Von Zusammenarbeit zwischen den Figuren ist kaum die Rede. Das äußert sich in "vielen Bauernzügen" und "sinnlosem Schachgeben".

Kinder sind auf Material fixiert.

Felder, auf denen nichts steht, sind nicht interessant. Kinder legen es vor allem darauf an, die Figuren des Gegners zu schlagen.

Kinder spielen schnell.

Spielen und Schlagen sind die attraktiven Seiten des Spiels. Wenn man schnell einen Zug macht, ist man auch schnell wieder dran. Das Nachdenken des Gegners wird nicht gern gesehen ("Du bist dran!").

Eine Eigenart der Kinder ist, dass sie ihre Ideen schnell ausführen wollen, aus Angst, sie zu vergessen.

Kinder sehen nur ihre eigenen Möglichkeiten.

Sie berücksichtigen eventuelle Chancen des Gegners nicht, nur die eigene Aktion ist wichtig. Das Gefühl für Gefahr ist größtenteils nicht vorhanden.
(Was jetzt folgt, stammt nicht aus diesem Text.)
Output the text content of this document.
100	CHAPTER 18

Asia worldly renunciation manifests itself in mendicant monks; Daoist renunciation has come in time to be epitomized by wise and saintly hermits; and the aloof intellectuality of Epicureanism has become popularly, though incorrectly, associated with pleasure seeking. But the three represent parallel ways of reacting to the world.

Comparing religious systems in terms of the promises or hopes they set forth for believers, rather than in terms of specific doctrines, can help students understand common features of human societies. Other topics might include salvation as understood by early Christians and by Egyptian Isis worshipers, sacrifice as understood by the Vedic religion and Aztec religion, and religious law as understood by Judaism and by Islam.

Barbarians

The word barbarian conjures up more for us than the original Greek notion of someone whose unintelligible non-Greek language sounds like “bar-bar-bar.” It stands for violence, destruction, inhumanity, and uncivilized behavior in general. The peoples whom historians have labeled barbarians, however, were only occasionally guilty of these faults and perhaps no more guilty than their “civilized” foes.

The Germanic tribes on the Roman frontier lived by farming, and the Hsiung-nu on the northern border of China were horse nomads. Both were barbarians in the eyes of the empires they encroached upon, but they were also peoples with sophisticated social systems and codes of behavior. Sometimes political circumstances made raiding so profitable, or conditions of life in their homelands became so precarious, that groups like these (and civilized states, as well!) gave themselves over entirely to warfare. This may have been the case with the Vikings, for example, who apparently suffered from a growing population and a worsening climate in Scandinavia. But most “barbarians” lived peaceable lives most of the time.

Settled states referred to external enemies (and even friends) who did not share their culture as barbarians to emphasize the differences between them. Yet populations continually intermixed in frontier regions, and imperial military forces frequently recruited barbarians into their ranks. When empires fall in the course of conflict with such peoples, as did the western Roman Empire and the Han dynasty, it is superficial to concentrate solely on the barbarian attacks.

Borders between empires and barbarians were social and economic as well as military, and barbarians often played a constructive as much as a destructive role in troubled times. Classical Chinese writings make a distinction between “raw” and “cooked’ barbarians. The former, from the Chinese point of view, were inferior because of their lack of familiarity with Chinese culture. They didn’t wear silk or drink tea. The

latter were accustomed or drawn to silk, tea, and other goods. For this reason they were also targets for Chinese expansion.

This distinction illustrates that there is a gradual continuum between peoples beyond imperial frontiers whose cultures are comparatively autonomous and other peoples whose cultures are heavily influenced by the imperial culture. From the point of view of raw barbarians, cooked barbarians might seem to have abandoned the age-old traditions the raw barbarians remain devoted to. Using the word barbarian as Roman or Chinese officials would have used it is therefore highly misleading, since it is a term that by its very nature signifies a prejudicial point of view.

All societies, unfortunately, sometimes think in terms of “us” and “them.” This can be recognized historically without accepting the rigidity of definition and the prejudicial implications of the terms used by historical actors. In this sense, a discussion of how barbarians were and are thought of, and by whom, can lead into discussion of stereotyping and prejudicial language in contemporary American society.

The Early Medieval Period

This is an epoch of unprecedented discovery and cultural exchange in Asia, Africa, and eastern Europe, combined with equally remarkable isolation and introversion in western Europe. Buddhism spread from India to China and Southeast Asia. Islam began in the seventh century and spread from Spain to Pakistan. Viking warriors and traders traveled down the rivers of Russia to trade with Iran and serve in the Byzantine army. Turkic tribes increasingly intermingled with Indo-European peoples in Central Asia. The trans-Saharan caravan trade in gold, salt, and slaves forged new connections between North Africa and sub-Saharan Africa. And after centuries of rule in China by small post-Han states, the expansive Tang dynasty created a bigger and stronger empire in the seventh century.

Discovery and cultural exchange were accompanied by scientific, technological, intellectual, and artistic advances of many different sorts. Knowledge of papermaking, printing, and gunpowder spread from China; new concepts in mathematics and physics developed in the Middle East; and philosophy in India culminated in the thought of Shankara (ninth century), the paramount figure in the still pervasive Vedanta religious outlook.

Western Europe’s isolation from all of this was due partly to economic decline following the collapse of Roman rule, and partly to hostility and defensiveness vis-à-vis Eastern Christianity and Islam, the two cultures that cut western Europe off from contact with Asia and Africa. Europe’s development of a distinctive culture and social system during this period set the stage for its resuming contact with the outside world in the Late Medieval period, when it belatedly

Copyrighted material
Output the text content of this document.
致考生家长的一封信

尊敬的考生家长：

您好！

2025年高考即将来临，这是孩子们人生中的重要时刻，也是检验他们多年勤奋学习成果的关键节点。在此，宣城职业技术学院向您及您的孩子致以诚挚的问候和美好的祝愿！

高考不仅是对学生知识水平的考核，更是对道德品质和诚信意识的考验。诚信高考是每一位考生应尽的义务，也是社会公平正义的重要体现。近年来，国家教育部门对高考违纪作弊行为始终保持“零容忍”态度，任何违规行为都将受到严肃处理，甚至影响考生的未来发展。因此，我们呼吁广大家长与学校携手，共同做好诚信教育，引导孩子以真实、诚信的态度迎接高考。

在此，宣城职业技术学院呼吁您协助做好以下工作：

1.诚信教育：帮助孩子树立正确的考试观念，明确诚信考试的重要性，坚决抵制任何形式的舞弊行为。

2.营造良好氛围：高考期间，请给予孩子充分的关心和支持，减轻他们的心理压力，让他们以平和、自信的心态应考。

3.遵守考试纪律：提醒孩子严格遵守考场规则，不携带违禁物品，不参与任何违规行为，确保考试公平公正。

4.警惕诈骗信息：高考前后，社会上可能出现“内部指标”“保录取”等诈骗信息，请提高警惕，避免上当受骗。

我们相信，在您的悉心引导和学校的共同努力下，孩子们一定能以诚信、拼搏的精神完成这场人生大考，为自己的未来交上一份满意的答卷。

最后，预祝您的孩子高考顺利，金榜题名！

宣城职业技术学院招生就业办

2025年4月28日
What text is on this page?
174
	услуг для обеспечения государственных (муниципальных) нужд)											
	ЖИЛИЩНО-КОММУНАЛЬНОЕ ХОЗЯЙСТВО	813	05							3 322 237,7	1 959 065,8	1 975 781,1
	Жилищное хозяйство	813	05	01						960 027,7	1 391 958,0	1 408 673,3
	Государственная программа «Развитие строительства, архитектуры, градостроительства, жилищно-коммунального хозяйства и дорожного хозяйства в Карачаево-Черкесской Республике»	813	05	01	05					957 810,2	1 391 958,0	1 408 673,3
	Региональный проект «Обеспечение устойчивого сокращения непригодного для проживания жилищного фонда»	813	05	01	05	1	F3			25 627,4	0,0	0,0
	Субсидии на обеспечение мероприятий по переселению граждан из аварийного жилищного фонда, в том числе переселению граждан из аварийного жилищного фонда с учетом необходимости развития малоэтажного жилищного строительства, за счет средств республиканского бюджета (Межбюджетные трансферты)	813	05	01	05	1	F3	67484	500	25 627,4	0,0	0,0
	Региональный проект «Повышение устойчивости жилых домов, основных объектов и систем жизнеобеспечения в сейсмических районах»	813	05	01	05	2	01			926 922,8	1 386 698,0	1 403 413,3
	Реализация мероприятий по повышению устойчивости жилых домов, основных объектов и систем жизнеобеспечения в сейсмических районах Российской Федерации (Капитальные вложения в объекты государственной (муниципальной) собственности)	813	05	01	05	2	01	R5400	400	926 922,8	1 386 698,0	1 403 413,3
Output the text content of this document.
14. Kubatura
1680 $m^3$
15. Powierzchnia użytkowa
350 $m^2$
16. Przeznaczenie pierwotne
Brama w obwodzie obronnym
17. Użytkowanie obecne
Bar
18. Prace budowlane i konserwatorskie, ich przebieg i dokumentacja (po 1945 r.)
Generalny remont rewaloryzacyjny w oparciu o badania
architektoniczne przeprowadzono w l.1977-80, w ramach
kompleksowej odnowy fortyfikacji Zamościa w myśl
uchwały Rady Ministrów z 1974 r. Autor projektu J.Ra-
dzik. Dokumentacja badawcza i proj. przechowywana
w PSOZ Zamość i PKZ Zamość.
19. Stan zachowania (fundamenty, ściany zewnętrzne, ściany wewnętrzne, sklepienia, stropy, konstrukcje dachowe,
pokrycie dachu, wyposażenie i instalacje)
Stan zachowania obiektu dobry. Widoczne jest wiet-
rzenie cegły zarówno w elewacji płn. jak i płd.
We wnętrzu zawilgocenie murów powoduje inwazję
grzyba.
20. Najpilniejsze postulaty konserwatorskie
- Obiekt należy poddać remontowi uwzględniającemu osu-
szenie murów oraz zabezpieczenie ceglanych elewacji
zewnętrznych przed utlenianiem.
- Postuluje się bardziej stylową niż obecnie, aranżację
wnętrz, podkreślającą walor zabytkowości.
Das zeigt sich unter anderem bei einem plötzlichen Matt oder einem Freibauern, der ungehindert bis zum Umwandlungsfeld durchläuft.

Kinder gebrauchen nur einen begrenzten Teil des Brettes.

Sie denken, dass mit dem Einschränken ihrer Welt auch die Probleme geringer sein werden.

Das ganze Brett zu überblicken ist für Kinder noch schwierig.

Dies führt nicht nur zu Fehlern bei langschrittigern Zügen, sondern auch zu Irrtümern wie "ins Schach laufen" oder "ein Schach nicht beachten".


Beim Begleiten von Kindern müssen wir auf diese "Anfängerfehler" achten. Man sollte sich dessen bewusst sein, ohne sofort eingreifen zu wollen.

Zu sagen, dass man nicht am Rand spielen soll, hat keinen Sinn, wenn wir den Kindern nicht beibringen, wie die Figuren optimal zusammenarbeiten. Erst dann erscheint es den Kindern sinnvoll, das Spiel am Brettrand zu unterlassen, ebenso wie das Spielen mit wenigen Figuren. Sich auf das Material zu konzentrieren ist ein natürlicher und notwendiger Entwicklungsprozess. Eingreifen ist nicht direkt nötig.

Das schnelle Spiel wird beim Hinzulernen verschwinden. An dieser Stelle gibt es Grund zum Nachdenken. Gut gemeinte Ratschläge, länger nachzudenken, sind daher anfangs nicht sinnvoll. Das Kind wird nur formhalber mit dem Spielen warten. Die Gefahr besteht, dass das Interesse fürs Spiel teilweise verloren geht.